Entre as pessoas comuns há incontáveis casos de marimbondos que viraram vaga-lumes

Um internauta postou no feicebuque a frase seguinte: “Quem nasceu pra marimbondo nunca chega a vaga-lume”.

Decerto quem inventou esse “provérbio” teve em mente figurar a oposição entre pessoas “do mal” e pessoas “do bem” – chamando atenção para a dificuldade de quem nasce perverso (como o marimbondo, malafamado por estar sempre a espalhar ferroadas) transformar-se em benfeitor (como o vaga-lume, bichinho simpático e  benquerido por ser um semeador de luz). 

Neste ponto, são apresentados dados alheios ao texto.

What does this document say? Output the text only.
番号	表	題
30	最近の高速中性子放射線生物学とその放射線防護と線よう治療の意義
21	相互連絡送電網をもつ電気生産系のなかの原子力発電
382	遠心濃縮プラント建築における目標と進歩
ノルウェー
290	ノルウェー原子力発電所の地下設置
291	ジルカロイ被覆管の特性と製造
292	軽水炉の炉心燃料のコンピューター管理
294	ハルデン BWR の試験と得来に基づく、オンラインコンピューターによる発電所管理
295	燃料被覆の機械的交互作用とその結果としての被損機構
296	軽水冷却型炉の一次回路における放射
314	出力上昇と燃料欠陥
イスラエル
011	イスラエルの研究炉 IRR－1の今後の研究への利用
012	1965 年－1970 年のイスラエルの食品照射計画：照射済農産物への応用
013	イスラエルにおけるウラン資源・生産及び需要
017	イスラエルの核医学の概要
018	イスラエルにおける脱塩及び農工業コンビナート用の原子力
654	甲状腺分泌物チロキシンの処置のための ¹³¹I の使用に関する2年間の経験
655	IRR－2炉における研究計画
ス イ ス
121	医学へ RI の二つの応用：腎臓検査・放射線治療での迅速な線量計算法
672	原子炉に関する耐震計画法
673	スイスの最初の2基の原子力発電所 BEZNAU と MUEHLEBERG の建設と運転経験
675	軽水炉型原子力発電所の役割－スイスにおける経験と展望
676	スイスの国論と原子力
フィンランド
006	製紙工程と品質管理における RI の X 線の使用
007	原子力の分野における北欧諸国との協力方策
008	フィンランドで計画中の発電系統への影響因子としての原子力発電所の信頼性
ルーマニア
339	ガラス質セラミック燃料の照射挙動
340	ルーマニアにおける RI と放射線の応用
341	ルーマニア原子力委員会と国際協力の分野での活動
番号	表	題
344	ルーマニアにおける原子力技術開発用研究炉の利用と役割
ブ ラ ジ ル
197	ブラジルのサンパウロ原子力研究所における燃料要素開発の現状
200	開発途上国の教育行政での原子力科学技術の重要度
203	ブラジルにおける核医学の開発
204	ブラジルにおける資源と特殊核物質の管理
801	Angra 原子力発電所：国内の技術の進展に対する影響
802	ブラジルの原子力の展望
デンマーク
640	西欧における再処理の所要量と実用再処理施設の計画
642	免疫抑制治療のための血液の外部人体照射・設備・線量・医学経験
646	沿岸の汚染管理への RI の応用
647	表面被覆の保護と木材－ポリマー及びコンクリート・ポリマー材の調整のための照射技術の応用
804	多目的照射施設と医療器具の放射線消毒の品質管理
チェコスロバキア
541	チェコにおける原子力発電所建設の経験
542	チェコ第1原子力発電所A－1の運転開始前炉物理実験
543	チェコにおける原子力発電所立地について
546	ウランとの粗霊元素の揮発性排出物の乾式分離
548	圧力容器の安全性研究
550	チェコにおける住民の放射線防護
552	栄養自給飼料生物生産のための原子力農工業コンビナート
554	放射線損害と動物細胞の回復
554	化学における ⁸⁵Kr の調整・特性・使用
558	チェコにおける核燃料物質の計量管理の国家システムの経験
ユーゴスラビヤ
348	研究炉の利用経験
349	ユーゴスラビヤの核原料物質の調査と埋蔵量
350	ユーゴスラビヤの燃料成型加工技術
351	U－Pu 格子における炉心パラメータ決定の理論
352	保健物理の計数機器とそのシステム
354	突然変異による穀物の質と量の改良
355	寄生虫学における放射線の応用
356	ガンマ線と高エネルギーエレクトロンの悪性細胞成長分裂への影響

Trocando em miúdos: sua intenção era dizer que “pau que nasce torto não tem jeito, morre torto”.

De fato, não é fácil crer na mudança de um coração ruim, mas Jesus garante que as pessoas ruins têm conserto sim. Tanto é que Ele nos manda perdoar “setenta vezes sete” os que praticam malvadezas, ou seja, nos manda oferecer infinitamente a quem erra a chance de se tornar melhor. Aliás, foi essa também uma das lições mais bonitas que o papa Francisco nos deixou de herança (“Se Jesus perdoa, quem sou eu para condenar?”).

Poderíamos lembrar o caso dos grandes convertidos, como Paulo, Agostinho e tantos outros. Mas nem é preciso citar exemplos tão marcantes. Entre as pessoas comuns há incontáveis casos de marimbondos que viraram vaga-lumes.

Mesmo assim, entretanto, a gente acha quase impossível imaginar uma sociedade em que os hoje chamados “pecadores” ou “criminosos” passem a ser vistos e tratados como “enfermos” ou “desajustados” – infelizes que não precisam de castigo, mas de terapia psíquica e espiritual. Um processo que exige muita paciência, compreensão e caridade.  

Para tanto, seriam necessários ainda muitos anos de reeducação e purificação da humanidade como um todo, até chegarmos a um nível tão alto de civilização que nos leve a um novo modo (fraterno e amoroso) de convivência social. 

Em alguns poucos países esse ideal já parece próximo de ser alcançado. Quem sabe os nossos bisnetos verão algo assim no mundo inteiro.